Was 'Amerika' bedeutet, wenn die Symbole aufeinanderprallen
Ist schon komisch, oder? Wir tragen alle diese mentalen Postkarten des Landes mit uns herum. Für viele Leute zeigt diese Postkarte den Weißkopfseeadler, die Flagge, vielleicht ein Kind mit seiner ersten American-Girl-Puppe – ein Symbol für heile, kleinbäuerliche Werte. Für andere ist es die unendliche Weite Nordamerikas, die offene Straße, die Vorstellung, dass die Familie von den Großen Seen runter nach Mexiko fahren kann, ohne einen Pass vorzuzeigen. Und dann gibt es noch die kulturellen Bezugspunkte, die sich nicht so recht in die Erzählung der einen oder anderen Partei einfügen lassen.
- Flugbegleiter von American Airlines, die genervt die Augen verdrehen, wenn schon wieder ein politischer Streit in der First Class ausbricht.
- Das American-Eagle-Logo auf dem T-Shirt eines Jugendlichen bei einer Demo – und dasselbe Logo auf dem Hemd eines Polizisten, der eben jene Demo bewacht.
- Trikots von Club América in Fußballkneipen von Los Angeles bis Chicago – eine Erinnerung daran, dass "Amerika" auf Spanisch etwas anderes bedeutet als auf Englisch – und das ist schon länger so, als irgendjemand von uns lebt.
Das sind nicht einfach nur Marken oder Mannschaften. Sie sind die Hintergrundgeräusche eines Landes, das mit sich selbst im Clinch liegt. Wenn ich eine Schlagzeile über den Save America Act sehe, denke ich nicht nur an den Senat. Ich denke an diesen Elektriker im American-Eagle-Kapuzenpulli. Ich denke an die Club-América-Fans, die ich kenne und die in den letzten zehn Jahren eingebürgert wurden und jetzt diese Debatte wie ein Luchs verfolgen. Ich denke daran, dass Nordamerika ein Kontinent ist, nicht nur eine Nation – und dass das, was in Washington passiert, bis nach Toronto und Mexiko-Stadt zu spüren ist.

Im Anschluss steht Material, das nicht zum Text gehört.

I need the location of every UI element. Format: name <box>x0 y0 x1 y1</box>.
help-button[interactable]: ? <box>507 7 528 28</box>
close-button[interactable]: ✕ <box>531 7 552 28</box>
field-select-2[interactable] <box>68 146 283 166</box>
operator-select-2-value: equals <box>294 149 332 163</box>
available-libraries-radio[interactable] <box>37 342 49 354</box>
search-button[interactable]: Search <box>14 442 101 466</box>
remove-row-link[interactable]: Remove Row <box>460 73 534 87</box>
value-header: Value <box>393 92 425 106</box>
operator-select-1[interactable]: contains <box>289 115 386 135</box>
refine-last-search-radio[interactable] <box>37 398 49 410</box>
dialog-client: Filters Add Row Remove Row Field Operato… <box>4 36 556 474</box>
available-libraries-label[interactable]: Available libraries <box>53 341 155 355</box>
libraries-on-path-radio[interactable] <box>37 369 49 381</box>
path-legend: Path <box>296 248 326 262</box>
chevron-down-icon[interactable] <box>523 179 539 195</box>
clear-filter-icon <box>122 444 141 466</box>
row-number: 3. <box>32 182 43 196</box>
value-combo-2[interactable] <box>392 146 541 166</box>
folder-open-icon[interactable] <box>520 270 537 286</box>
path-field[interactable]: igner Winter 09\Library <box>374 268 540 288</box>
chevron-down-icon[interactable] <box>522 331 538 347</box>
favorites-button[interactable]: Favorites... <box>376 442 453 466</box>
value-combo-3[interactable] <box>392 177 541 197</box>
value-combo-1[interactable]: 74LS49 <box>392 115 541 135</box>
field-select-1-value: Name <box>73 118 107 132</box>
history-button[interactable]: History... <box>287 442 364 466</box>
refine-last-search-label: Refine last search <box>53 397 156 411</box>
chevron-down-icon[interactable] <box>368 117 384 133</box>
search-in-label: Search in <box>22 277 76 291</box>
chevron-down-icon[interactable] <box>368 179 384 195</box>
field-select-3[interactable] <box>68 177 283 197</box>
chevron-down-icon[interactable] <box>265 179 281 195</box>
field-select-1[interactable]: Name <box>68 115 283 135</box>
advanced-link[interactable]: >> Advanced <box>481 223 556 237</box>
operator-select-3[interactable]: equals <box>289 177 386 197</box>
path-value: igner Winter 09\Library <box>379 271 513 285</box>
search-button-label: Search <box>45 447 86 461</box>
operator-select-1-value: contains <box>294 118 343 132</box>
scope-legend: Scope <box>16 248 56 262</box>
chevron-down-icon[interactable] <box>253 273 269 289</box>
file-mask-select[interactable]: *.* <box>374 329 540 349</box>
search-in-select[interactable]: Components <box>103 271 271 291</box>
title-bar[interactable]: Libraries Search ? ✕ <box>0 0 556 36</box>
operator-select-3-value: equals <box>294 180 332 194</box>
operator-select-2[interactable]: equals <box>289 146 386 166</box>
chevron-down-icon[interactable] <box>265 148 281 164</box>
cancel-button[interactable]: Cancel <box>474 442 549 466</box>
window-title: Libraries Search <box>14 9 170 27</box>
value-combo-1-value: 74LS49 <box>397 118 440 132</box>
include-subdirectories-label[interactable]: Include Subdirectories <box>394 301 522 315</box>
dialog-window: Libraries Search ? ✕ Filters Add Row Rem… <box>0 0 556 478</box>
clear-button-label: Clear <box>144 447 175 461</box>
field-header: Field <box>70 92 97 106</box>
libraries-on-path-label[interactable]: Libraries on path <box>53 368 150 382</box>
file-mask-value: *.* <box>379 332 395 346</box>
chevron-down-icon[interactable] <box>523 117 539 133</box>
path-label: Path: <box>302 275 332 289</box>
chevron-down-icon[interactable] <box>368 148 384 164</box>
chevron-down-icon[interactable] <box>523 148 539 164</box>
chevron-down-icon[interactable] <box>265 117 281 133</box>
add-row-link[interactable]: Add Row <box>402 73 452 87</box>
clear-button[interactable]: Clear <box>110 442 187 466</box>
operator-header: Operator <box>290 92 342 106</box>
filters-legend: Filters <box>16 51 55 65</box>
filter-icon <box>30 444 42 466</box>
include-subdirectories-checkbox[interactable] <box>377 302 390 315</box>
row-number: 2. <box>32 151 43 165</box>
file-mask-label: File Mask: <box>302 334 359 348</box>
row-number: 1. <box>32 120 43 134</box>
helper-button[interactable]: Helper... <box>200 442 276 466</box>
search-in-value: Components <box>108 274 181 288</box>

Was ist jetzt also die Erkenntnis?
Ehrlich gesagt? Ich habe keine einfache. Das ist keine Kolumne, in der ich dir sage, wer Recht hat und wer nicht. Der Typ im Flugzeug wird seine Meinung nicht wegen etwas ändern, das ich schreibe, und Chuck Schumer auch nicht. Aber vielleicht ist der Punkt ja, dass Amerika schon immer eine Ansammlung von Widersprüchen war, zusammengehalten von Panzertape und dem gemeinsamen Glauben, dass morgen vielleicht besser wird. Im Moment sieht das Panzertape ein bisschen ausgefranst aus. Wir streiten uns um die grundlegenden Spielregeln – wer mitspielen darf, wer die Punkte zählt.
In der Zwischenzeit geht das Leben weiter. Der American-Airlines-Flug landet. Die American-Girl-Puppe wird geliebt. Das nächste Club-América-Spiel wird angepfiffen. Und irgendwo, in einem Bürgerbüro oder einem Wohnzimmer oder einer Kneipe, fängt gerade ein weiteres Gespräch darüber an, was dieses Land eigentlich sein soll. Das ist das Amerika, das ich kenne. Unordentlich, laut und unmöglich, wegzuschauen.